The idea that nobody on this earth has lived their entire existence easily and carefree has been widely accepted time and time again.
I can't say that my life was full of devastation and terror, because it wasn't. My adolescence was filled with happiness and friends, family and love, revolved around grades and finding what made me happy and passionate. I was a good student, if a little shy, but my parents couldn't be happier and more proud of my life.
The only problem was - I took everything for granted.
I took the most mundane activities and turned them into ash - sitting up in class, friends, and love. One minute I was happy, trying to catch the attention of the cutest guy in class, and the next I wanted to die.
That year was the hardest of my life. I had come face-to-face with severe anxiety, depression, and suicidal thoughts. I didn't want to go to school anymore, I wanted to drop out, and I hated everyone and everything for not understanding me.
I wasn't dying, my limbs were still intact, and I hadn't contracted a life-threatening disease, but I felt like my life was coming apart before my very eyes. Life had burnt to rubble along with every grade that dropped low, every friend that became bemused, and all of those loved ones that became desperate.
I learned the hard way that you can hear your heart beat in your ears when your scared. I could feel it so unexpectedly throughout my whole body; in my hands and toes and in the most private parts of my being. Panic made my pulse race and my hands become sweaty. I felt helpless, like a fish without water, as my panic skyrocketed so high, I could no longer think straight.
I didn't want this. I didn't ask for this. It most certainly didn't make me stronger...
The fight in me had left one night, when I locked myself in my bathroom, and all that was left was flight. I made up my mind and there was no need to think it over. I wrote a goodbye to my parents; the hardest thing I ever had to do in my life. I could have never said enough in that letter, I told them I loved them but there was so much left, so much room to be filled with hugs and kisses that would cease to exist in my life.
I waited for my life to be taken right from under me, accepting that I had nothing else to do on this Earth. I decided running from my problems would solve everything. I would no longer feel loneliness, or the nervousness I felt every time I walked into a social setting or even the judgment.
I felt it all seep into my bones and become part of me, that time when I almost died. But I walked out, tugged my lips up into a smile for my father, who, unbeknownst to him, I had just taken pills. I didn't know if I would fall to my knees in a few minutes or in a few hours, or if my soul would slip out of my body while I slept. I only knew was that our bodies were just vessels.

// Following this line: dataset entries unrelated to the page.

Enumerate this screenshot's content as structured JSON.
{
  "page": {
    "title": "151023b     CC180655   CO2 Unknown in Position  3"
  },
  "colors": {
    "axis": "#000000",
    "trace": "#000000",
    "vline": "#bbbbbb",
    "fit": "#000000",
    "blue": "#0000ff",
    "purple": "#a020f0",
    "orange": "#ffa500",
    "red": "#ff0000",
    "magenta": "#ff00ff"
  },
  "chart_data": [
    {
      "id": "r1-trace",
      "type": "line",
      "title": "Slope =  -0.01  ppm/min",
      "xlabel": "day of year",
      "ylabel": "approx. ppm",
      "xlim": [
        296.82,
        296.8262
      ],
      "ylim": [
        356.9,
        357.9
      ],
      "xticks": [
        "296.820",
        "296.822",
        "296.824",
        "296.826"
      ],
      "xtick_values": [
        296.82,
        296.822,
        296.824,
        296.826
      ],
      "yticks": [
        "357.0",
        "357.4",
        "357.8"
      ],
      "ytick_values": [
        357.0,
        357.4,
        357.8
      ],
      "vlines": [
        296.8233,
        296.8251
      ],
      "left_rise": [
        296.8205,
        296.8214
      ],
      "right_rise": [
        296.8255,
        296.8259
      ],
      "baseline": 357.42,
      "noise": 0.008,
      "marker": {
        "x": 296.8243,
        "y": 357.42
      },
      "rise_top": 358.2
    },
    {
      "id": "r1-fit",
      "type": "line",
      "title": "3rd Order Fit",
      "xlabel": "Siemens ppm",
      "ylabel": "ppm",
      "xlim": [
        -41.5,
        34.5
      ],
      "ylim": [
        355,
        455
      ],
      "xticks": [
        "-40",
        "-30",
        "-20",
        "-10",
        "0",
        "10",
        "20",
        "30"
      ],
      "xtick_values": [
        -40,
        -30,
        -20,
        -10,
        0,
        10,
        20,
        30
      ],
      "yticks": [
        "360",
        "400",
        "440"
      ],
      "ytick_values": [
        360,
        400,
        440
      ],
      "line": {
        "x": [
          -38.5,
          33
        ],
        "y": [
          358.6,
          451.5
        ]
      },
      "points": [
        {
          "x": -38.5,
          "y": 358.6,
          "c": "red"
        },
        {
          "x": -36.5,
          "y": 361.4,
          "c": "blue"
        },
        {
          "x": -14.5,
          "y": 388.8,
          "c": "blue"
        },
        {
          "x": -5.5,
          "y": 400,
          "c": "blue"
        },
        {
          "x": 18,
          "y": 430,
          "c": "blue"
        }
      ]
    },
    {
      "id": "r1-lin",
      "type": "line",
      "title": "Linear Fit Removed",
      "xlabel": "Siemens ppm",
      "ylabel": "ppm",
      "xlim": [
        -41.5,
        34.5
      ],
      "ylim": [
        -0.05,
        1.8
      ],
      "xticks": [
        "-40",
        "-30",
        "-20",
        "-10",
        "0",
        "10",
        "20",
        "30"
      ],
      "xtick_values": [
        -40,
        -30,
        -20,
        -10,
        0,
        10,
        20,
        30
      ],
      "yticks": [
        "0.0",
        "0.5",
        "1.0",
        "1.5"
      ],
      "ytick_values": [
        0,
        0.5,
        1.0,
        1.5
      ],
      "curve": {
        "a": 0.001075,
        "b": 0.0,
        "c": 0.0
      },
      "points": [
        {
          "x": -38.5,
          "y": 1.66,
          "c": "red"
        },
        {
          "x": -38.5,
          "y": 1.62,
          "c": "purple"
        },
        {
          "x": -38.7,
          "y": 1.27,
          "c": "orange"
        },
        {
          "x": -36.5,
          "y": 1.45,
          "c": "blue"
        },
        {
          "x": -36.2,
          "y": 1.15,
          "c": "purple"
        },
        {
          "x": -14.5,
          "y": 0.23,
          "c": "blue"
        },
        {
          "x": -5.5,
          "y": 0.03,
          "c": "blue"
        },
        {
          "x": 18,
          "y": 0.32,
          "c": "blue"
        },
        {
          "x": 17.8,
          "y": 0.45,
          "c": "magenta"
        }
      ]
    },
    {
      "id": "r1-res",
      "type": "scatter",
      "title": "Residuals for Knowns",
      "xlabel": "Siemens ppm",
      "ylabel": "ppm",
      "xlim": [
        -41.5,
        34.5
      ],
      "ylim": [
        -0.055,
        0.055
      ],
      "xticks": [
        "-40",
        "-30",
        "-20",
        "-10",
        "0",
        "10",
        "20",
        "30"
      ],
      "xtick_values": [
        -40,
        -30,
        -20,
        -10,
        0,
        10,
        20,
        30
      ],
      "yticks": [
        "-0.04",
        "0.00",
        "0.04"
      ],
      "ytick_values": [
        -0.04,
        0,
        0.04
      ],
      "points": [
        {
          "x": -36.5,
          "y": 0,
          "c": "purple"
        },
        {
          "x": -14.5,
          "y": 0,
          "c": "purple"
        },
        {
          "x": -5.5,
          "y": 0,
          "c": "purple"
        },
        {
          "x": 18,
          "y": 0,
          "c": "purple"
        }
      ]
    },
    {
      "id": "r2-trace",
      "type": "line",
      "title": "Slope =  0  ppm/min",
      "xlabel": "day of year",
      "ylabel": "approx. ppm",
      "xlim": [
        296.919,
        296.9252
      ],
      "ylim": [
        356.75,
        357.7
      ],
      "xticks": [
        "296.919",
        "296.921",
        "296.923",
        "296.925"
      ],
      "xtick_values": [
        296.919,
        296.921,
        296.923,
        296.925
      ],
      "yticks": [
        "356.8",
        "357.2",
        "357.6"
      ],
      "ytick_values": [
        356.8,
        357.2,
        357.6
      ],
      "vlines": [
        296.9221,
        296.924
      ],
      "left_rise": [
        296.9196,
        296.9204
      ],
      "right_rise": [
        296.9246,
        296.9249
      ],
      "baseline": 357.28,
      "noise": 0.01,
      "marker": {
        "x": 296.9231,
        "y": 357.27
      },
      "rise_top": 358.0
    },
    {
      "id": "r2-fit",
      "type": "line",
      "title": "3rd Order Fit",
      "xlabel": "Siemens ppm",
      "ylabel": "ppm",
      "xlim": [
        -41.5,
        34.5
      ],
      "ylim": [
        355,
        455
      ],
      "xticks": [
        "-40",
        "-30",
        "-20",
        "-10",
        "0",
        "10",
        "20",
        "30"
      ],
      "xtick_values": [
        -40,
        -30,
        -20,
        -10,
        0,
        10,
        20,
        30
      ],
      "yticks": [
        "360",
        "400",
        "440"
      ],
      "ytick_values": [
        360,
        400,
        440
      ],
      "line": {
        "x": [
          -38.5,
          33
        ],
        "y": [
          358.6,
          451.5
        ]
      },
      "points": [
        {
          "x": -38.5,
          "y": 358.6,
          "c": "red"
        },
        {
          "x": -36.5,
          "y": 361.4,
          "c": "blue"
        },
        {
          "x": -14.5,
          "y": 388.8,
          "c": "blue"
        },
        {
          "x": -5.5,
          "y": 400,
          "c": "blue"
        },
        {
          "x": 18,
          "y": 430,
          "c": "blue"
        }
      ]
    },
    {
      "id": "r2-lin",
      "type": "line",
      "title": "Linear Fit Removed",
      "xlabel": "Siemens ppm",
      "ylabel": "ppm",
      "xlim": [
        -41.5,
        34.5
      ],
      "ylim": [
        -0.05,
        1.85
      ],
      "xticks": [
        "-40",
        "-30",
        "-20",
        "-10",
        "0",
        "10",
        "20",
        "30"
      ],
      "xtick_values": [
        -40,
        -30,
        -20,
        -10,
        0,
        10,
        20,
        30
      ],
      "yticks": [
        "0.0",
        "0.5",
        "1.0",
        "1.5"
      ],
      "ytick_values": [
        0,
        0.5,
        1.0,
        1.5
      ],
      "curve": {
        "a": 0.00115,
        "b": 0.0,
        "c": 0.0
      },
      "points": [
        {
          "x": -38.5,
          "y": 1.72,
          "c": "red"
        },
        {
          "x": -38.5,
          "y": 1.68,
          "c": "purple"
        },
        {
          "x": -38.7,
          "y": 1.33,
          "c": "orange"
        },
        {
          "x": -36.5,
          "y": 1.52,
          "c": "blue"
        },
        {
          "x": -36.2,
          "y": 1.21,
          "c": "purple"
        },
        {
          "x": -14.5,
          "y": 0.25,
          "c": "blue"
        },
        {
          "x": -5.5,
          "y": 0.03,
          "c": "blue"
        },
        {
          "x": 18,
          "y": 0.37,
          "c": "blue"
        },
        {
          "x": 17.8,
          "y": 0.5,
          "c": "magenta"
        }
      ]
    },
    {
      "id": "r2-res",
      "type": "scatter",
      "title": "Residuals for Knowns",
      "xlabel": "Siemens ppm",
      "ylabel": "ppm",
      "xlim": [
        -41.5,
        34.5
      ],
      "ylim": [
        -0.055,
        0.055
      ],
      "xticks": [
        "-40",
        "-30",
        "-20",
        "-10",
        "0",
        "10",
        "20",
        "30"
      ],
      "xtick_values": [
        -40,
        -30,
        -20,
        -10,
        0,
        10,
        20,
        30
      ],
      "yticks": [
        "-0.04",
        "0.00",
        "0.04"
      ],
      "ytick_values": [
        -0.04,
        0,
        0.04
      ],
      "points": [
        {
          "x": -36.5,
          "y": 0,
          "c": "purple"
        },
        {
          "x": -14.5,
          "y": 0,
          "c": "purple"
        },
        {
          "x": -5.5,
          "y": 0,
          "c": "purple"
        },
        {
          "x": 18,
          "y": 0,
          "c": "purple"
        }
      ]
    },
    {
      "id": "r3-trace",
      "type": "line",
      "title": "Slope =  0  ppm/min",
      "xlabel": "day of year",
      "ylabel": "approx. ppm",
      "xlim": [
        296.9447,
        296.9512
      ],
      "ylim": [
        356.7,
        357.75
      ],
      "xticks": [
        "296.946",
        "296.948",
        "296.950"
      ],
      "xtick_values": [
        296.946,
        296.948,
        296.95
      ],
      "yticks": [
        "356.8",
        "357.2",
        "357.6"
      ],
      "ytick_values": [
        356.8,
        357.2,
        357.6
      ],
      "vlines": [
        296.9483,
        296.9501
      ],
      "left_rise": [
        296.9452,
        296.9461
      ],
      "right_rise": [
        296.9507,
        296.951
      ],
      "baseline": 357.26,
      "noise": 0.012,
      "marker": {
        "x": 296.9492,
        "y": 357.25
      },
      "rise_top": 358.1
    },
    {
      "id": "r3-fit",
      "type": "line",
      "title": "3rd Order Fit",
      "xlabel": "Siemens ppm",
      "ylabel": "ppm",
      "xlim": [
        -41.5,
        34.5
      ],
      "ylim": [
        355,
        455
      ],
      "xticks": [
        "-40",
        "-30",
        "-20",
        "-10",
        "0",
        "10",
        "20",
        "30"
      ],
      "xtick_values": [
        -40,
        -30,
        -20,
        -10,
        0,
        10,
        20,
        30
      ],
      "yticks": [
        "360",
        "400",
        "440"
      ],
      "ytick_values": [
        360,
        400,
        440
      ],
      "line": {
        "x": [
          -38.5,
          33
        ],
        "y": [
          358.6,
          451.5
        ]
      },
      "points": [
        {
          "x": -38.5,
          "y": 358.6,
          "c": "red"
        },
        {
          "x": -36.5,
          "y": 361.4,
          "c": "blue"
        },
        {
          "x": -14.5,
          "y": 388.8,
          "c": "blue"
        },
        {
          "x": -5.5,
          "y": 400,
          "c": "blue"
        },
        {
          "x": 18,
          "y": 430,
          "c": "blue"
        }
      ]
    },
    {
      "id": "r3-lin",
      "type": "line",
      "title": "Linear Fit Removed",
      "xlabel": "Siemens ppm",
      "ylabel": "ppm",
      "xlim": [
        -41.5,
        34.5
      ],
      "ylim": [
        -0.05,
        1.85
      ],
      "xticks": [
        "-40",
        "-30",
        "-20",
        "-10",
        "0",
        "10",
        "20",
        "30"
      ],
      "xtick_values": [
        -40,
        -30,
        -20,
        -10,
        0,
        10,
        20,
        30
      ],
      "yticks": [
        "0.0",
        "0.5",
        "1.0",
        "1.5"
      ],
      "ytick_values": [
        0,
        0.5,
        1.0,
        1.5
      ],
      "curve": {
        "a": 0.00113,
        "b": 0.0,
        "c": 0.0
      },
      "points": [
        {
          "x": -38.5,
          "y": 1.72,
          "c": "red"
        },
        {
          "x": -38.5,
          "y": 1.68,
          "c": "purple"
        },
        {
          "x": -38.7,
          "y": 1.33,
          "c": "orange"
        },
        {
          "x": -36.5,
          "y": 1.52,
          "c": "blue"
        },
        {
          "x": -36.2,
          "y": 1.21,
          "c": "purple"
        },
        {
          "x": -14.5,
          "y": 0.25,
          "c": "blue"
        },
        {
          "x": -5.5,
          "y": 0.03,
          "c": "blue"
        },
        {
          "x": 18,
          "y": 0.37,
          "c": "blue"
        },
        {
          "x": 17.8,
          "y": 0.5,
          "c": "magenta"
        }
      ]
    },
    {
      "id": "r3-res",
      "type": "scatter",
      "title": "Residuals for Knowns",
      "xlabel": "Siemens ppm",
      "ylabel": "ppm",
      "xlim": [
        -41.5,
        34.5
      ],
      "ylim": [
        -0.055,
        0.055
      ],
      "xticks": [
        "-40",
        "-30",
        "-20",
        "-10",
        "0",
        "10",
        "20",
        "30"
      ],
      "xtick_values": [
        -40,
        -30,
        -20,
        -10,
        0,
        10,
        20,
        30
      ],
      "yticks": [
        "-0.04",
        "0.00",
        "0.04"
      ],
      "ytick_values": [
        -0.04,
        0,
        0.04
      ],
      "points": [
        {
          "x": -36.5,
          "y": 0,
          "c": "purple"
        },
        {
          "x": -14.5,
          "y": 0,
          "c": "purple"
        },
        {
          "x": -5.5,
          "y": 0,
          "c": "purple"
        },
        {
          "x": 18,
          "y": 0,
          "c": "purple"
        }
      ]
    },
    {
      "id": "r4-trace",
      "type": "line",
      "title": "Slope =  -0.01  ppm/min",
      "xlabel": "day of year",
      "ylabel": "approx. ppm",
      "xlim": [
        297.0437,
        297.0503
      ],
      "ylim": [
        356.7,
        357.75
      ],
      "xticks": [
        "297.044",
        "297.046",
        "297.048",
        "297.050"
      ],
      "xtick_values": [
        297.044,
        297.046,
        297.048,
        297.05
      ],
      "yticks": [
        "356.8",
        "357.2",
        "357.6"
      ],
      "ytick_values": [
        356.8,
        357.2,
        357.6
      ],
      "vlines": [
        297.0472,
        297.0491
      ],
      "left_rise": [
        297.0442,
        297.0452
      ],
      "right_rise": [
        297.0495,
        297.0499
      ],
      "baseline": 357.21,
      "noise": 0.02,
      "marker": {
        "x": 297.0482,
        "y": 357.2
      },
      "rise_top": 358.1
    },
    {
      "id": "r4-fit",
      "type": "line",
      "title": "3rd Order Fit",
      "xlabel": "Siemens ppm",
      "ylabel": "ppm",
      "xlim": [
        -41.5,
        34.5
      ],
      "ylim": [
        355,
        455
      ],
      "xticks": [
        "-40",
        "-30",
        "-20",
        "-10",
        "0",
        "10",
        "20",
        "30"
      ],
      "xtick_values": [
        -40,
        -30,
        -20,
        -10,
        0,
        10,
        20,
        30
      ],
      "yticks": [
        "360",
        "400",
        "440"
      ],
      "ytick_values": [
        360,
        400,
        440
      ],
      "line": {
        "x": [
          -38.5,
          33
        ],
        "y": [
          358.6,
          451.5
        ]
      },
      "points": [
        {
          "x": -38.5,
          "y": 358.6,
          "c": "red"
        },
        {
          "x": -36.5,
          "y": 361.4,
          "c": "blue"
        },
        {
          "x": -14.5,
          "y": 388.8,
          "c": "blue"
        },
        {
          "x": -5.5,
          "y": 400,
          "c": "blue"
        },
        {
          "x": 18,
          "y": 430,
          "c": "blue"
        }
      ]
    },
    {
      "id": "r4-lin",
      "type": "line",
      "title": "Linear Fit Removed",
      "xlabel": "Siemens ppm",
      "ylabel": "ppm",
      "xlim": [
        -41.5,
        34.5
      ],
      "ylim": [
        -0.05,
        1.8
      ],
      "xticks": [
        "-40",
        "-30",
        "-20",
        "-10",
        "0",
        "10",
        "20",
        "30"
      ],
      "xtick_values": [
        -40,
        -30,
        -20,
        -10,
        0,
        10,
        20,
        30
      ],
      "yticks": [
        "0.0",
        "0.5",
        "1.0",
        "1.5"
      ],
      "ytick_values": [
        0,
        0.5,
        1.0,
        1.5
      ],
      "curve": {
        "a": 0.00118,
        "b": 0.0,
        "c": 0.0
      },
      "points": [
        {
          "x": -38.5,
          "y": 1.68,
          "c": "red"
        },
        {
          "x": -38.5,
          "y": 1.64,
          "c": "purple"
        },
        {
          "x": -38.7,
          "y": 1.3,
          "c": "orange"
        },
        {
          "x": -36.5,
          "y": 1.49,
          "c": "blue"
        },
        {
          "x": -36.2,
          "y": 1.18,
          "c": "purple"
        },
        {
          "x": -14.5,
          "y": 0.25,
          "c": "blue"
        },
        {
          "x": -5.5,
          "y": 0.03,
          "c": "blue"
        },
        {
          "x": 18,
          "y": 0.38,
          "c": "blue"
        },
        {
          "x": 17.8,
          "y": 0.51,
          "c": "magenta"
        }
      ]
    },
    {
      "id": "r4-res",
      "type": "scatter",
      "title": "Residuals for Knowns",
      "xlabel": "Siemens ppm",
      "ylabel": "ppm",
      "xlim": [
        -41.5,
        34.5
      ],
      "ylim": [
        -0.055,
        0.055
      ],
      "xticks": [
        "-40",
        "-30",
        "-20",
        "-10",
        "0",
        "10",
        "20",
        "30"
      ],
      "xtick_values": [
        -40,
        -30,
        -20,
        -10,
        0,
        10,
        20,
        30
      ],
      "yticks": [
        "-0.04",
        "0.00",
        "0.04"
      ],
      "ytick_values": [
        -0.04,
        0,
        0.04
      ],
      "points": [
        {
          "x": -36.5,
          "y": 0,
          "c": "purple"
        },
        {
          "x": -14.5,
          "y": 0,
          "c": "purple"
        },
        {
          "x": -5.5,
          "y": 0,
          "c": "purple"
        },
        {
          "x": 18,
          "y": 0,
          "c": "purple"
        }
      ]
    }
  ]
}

There was sorrow and mourning for myself, that time when I almost died.
But I couldn't go through with it. Maybe I was weak. Maybe I was a coward.
It was in the moment that the doctor asked me if my parents were abusing me that I snapped; I reacted. My parents had done nothing wrong; I could never ask for better ones and it pained me to think that I was going to leave all the emotional baggage to them. I was never scared of dying, I was terrified of leaving my family, that time, when I almost died.
For the next year and a half, what most people would call a shrink was necessary. Lying to him of my recovery became the easy way out, but it would never deny my reality. Only until I told him that I wanted to die, to end my fourteen-year existence, did he and I understand.
Life is a peculiar thing; it's a mystery and a challenge and a beauty. You cannot live in your future. You cannot mull over your past. You cannot reject it because it will reject you first. So did I want to live?
This time, I did not hesitate. I felt it in my heart, and my bones, and in the deepest part of my soul that I wanted to live. I did not want to waste my life thinking back or looking ahead anxiously at what might happen. I wanted to live now.
Loneliness and being alone are two different things, I learned. Loneliness is interior, something that crushes your bones until you can't breathe and you're left gasping for air. Being alone is only exterior, and I learned to crave it, I learned to recharge and appreciate it.
What I know now is that suicide is a complex subject. I know now that we can't subject it to "cowardice" or "bravery", one or the other, because it is completely trivializing.
If I had died, I wouldn't have learned that fighting is what life is all about, I wouldn't have known that I was going to be an aunt to a beautiful, funny little girl, and I wouldn't have seen that there is more beauty in the world than terror. I would not have discovered what I'm truly passionate about, my strengths, and my weaknesses.
If I had died, I wouldn't have learned that mistakes don't summarize who you are.
I believe we're here for a purpose, and mine is to live.
Dedicated to my family who stood by me, my friends who never left me, and my psychologist, Jose, who challenged me.